結月は矢継ぎ早に問い詰めたい気持ちをぐっとこらえ、待った。答えるまでここを動くつもりはないとわかったのか、尚人はやがて観念したように小さく息をついた。
「どこかは知らない。ただ、知り合いの別荘に行くってだけ」
尚人は本当にそれ以上の心当たりがないようだった。だが、結月にはある。さんざん手探りで歩き回ってきた迷路に突如、一直線に道がひらけたような感覚だ。
これまで感じたことのない強い怒りが、体の底から静かに湧き上がってくる。
結月がこの二数間で、いったい何回勇に連絡したかわからない。事情がわからないから自分で調べるしかなかった。居場所がわからないから、勇が帰ってこらえるように無実を証明する手立てを考えて奔走してきた。それを一番近くで見ていたのに。
「知ってて黙ってたの」
言ってはいけない。これは口に出してはいけない。理性がいくら叫んでも、止められない。
「信じらんない。勇が大変なめにあってるのに、私がこんなに必死に調べ回ってるのに、全部知ってて、黙って見てたの? なんでそんなことができるの!」
「だって、言ったら結月は行っちゃうでしょ」
尚人が静かに言葉を遮る。それから、諦めと寂しさの入り混じった笑みを結月に向ける。
「結月はさ、勇のことを考え始めると、他のことが全部わきに追いやられちゃうんだ」
反射的に言い返そうと吸った息が、吐き出せなくなる。
恥ずかしいくらいに、的を射ていた。新たに出てきた勇の過去にばかり気をとられ、同じだけの期間、秘密をかかえてきた尚人の存在が、完全に頭から抜け落ちていた。視界に入っているのに、尚人の顔に焦点が合わせられない。
「結月はさ、どうして僕と一緒にいるの?」
目の前にいるのに、今まさに会話しているのにないがしろにされたこと、それが無意識であることに、尚人は傷ついている。それをカバーできる答えを必死に探すが、焦るほど思考は空回りしていく。
「僕は結月のことがずっと好きだったから。勇と結月の間にあるものとは別の形で、深い関係を作っていけたらいいなって思ってた」
尚人は結月の答えを待たずに話し続ける。
「でもつき合う時間が長くなるほど勇には勝てないって実感する。一緒に暮らしていたって、結月の一番は僕じゃなかった」
それまで淡々と話していた尚人の声が、言葉のはしで震え始める。
――勇が結婚したのは結月じゃない!
――いい加減、気づいてよ。勇の一番は結月じゃない。
先日の尚人の言葉が、今さら結月の胸を刺す。尚人はただ、結月に自分の方を向いてほしかっただけだったのだ。

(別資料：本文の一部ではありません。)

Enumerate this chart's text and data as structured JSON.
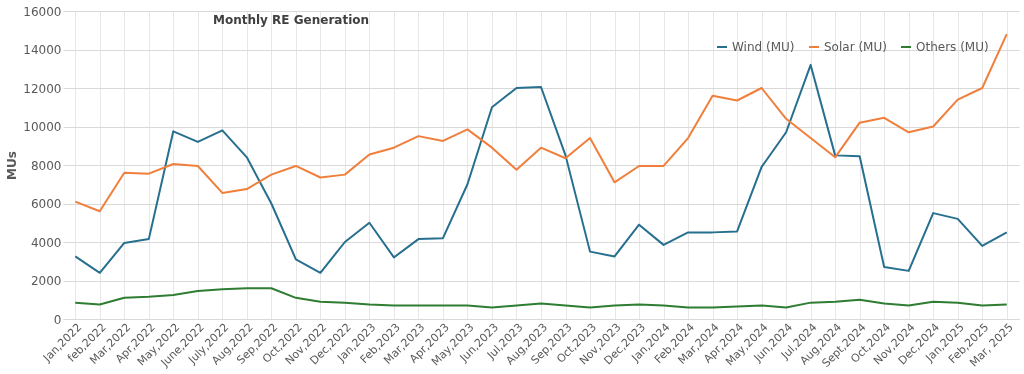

「勇のことを悪く言ったら結月に嫌われると思ったから、変わらないふりをしてきたけど、本当はもう、前みたいに応援できない。結月が勇の曲を聞いてるだけで、たまらなくなるんだ」
しゃべることで自分自身の心を切りつけていくみたいに、痛切な声だった。
なにか言わなければと思うのに、ショックで言葉が出てこない。ブルーAの最後のドーム公演で結月と一緒に手を振り上げて歌っていた尚人が、そんなことを思っていたなんて。
尚人のせいであの映像が江口の手渡ってしまったことや、勇の大切な曲を江口に盗られてしまったと知れば、結月に捨てられるかもしれない。だから言えなかった。不安と罪悪感をだれにも話せないまま、かかえ続けてきた。九年間、たったひとりで。一番長くそばにいたはずの結月は、そんなこと、これっぽっちも気づかなかった。
「ふたりに恋愛感情がないのはわかってるよ。だから余計に嫌なんだ。僕は所詮、友達以下の存在だって、見せつけられてるみたいで」
あふれてくる感情に息を乱しながらも、尚人は必死に言葉を絞り出す。
「つらいんだ」
顔を伏せる尚人が、子どもみたいに小さく見える。
勇は友達で、尚人は恋人。ふたりはまったく別の存在で、どちらも大切だ。そう思っていた。だが実際は、尚人に勇のかわりをさせていたのではないか。お互いになにも差し出さず、なにも求めず、自然体でいること。信頼し合っていればそれができると思っていたが、実際は尚人の優しさに甘えていただけだったのではないか。尚人からもらうばかりで、自分からはなにも差し出そうとしなかった。それでも尚人は、そんな不均衡も、過去の罪悪感も全部飲みこんで、結月のことを信じてともに生きようと決めた。それなのに、その覚悟を知らない結月はいつまでも腹を決めなかった。その中途半端な姿勢が、尚人を追い詰めていたのかもしれない。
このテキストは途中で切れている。